Disaster Recovery

Another design consideration is how to deal with disaster recovery, that is, the consequences of your main cluster failing for any reason.

The simplest approach is to rely on a single cluster; if it fails, then you need to restore it, including restoring it from a backup if necessary (and resolving any hardware or network issues that may have caused the failure).

Backing up and restoring a Hadoop cluster is a much broader topic than this document can cover, but typically the data volumes involved can be large, and naturally may take a long time to back up. This restoration process, in addition to resolving the hardware and networking problems that may have caused the failure, will inevitably be a lengthy process—possibly reinstalling, configuring, and patching the operating system, Hadoop, other applications, and VectorH, and then restoring the databases.

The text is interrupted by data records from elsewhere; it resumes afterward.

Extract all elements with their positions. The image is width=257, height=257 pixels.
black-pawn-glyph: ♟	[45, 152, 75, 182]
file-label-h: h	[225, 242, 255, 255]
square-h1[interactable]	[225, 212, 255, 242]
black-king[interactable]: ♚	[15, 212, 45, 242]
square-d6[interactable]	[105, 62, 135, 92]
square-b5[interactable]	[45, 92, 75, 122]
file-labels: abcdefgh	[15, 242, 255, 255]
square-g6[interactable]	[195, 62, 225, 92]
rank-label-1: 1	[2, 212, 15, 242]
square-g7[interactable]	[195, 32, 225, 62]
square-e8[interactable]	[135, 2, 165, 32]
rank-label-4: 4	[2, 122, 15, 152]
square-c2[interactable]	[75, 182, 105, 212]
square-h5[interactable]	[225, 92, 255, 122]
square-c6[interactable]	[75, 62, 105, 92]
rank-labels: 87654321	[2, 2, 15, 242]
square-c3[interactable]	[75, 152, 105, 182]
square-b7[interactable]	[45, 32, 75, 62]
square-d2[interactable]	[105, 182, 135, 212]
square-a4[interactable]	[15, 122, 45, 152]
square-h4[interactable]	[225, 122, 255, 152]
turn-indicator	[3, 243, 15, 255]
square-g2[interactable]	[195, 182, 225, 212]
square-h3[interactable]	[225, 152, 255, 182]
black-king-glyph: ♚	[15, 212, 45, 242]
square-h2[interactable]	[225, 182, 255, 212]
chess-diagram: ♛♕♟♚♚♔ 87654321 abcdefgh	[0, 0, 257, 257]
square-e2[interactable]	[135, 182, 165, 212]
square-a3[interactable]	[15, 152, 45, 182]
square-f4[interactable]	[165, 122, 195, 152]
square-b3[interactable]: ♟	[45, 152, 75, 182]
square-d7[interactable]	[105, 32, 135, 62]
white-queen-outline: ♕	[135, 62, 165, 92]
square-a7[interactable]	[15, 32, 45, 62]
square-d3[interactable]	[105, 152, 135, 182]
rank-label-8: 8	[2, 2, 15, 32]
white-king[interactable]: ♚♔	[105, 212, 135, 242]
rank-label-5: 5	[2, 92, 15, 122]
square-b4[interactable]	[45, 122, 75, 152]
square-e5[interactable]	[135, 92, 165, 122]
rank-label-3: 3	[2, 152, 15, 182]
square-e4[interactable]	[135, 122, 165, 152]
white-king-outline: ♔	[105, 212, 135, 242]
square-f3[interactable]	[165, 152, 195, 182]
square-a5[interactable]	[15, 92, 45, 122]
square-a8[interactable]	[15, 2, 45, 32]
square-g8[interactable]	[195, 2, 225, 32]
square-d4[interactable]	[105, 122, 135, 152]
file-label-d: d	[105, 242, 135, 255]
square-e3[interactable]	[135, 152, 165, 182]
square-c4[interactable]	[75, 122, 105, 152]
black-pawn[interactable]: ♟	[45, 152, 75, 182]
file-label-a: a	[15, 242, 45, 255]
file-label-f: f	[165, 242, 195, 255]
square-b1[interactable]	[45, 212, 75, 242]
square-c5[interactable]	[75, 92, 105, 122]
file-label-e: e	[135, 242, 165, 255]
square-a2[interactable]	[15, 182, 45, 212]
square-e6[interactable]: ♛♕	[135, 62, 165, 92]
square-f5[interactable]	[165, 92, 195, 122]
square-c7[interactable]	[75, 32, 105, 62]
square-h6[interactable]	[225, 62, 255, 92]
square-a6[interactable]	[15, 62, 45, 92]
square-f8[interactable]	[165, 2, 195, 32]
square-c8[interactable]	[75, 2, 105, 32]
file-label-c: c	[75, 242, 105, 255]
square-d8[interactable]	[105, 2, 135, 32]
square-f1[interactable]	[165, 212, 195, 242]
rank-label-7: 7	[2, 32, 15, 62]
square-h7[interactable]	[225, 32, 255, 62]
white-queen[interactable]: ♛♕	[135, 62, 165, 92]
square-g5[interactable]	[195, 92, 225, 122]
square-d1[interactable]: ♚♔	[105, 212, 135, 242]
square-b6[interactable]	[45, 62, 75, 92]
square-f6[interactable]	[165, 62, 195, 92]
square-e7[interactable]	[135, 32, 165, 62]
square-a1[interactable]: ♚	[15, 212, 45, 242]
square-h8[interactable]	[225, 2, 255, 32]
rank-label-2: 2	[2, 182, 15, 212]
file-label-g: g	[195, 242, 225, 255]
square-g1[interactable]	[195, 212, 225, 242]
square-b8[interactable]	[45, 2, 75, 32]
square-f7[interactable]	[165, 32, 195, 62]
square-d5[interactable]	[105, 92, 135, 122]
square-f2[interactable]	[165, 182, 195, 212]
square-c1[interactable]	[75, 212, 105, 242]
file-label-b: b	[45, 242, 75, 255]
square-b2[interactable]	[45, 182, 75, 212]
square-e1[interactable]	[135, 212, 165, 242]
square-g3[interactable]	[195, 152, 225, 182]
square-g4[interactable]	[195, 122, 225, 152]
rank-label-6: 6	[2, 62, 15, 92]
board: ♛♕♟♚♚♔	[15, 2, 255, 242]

In such a scenario, the system outage could last longer than the business requirement allows for, in which case a faster recovery strategy needs to be adopted.

The most common disaster recovery strategy is to have a second cluster available to switch users and processing over to, but then you need to consider other issues such as how and how often to refresh the data on the second cluster from the primary, and whether to implement an active/active or active/passive design. Again, these design issues are more complex than the scope of this document. One consideration, however, is that in a replication-based solution, VectorH can be used only as the target of data replication (for example, using a partner product such as Attunity Replicate or HVR High Volume Replicator), not as a source.